Storkyrkan :voûtes gothiques


Storkyrkan : Orgue


Chaire baroque


Storkyrkan : cierges

 

 Saint Georges : une oeuvre gothique du XV siècle de Bernt Notke.

 

Stirkyrkan : Sainte Elya Georges et le dragon

Avec  quelques oeuvres étonnantes comme cette statue en bois de Saint Georges  qui terrasse le dragon sous les yeux de la princesse Elya et qui donne l'impression de mouvement et de force. Offerte en 1489 à la Suède après la victoire sur les Danois par un artiste de Lubeck, Bernt Notke. Cette oeuvre gothique symbolise la Suède combattant pour son indépendance sur le Danemark.


Storkyrkan : Saint Georges terrassant le dragon



Storkyrkan : Saint Georges terrassant le dragon (détail)


Storkyrkan : Saint Georges (détail)


Storkyrkan : Saint Georges terrassant le dragon : Sainte Elya


Storkyrkan : Sainte Elya (détail)

Le jugement dernier : une oeuvre baroque de David Klöcker von Ehrenstrahl de 1696


Storkyrkan : le jugement dernier (détail)David Klöcker von Ehrenstrahl de 1696
 
 
 
Storkyrkan :le jugement dernier (détail)

 
 
Storkyrkan :le jugement dernier (détail)



Storkyrkan :le jugement dernier (détail)



Storkyrkan : le jugement dernier David Klöcker von Ehrenstrahl de 1696



Phénomène céleste : les Parhélies


Vädersolstavlan  “ temps du soleil ” : parhélie


Un petit tableau peint en 1630 :  Vädersolstavlan  -“ temps du soleil ”- témoigne d'un phénomène optique constaté en 1535 au cours duquel six halos de lumière ont illuminé le ciel de Stockholm. Les religieux s'emparèrent de ce phénomène et firent peindre le tableau pour effrayer les mécréants. (guide Le routard). En effet, ce phénomène inexplicable à l'époque pouvait figurer la colère de Dieu, annonciateur de catastrophes et de punitions divines.
 
 
 
Vädersolstavlan  :  “ temps du soleil ”

 
Ce tableau représente la première représentation de la ville.

 
 
 
 
 "Un parhélie :  le mot est issu du grec ancien παρά [para], "auprès", et ἥλιος [hélios], "soleil ",  également appelé « faux soleil », « soleil double », « œil de bouc » ou « chiens du soleil ».
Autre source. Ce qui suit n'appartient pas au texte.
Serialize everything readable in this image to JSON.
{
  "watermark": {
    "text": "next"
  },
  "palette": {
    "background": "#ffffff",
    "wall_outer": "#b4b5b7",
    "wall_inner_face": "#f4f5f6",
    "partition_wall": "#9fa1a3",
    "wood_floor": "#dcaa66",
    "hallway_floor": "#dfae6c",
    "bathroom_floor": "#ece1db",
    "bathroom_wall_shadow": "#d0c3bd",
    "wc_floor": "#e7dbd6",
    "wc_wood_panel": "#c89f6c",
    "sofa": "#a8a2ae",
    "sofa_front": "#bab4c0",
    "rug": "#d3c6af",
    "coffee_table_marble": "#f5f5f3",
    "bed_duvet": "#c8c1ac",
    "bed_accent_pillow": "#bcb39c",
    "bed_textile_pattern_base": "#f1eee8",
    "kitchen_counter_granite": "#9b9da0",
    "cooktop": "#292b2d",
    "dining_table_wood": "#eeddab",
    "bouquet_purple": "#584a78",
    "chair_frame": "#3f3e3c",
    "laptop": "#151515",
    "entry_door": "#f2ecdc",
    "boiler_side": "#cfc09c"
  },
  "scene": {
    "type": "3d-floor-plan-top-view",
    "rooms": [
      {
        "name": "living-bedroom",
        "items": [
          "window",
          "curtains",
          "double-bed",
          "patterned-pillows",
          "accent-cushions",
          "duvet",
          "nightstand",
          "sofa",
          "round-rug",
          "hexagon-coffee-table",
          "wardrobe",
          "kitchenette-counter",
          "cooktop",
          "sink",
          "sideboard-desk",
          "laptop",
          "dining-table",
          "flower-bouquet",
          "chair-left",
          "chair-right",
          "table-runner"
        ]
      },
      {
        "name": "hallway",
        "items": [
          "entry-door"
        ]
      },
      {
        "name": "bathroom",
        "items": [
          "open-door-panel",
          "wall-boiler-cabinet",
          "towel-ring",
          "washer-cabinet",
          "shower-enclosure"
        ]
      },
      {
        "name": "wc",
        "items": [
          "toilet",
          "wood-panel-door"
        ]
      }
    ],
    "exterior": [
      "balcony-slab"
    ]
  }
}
Ce phénomène est observé surtout dans les pays nordiques quand des halos multiples apparaissent lorsque la lumière du soleil se reflète dans des cristaux de glace suspendus dans les nuages. 
 
Titre du journal : Halo, phénomène optique autour du Soleil avec des anneaux colorés ou incolores (et parfois pilier), a été aperçu à de nombreux endroits à Stockholm le week-end dernier.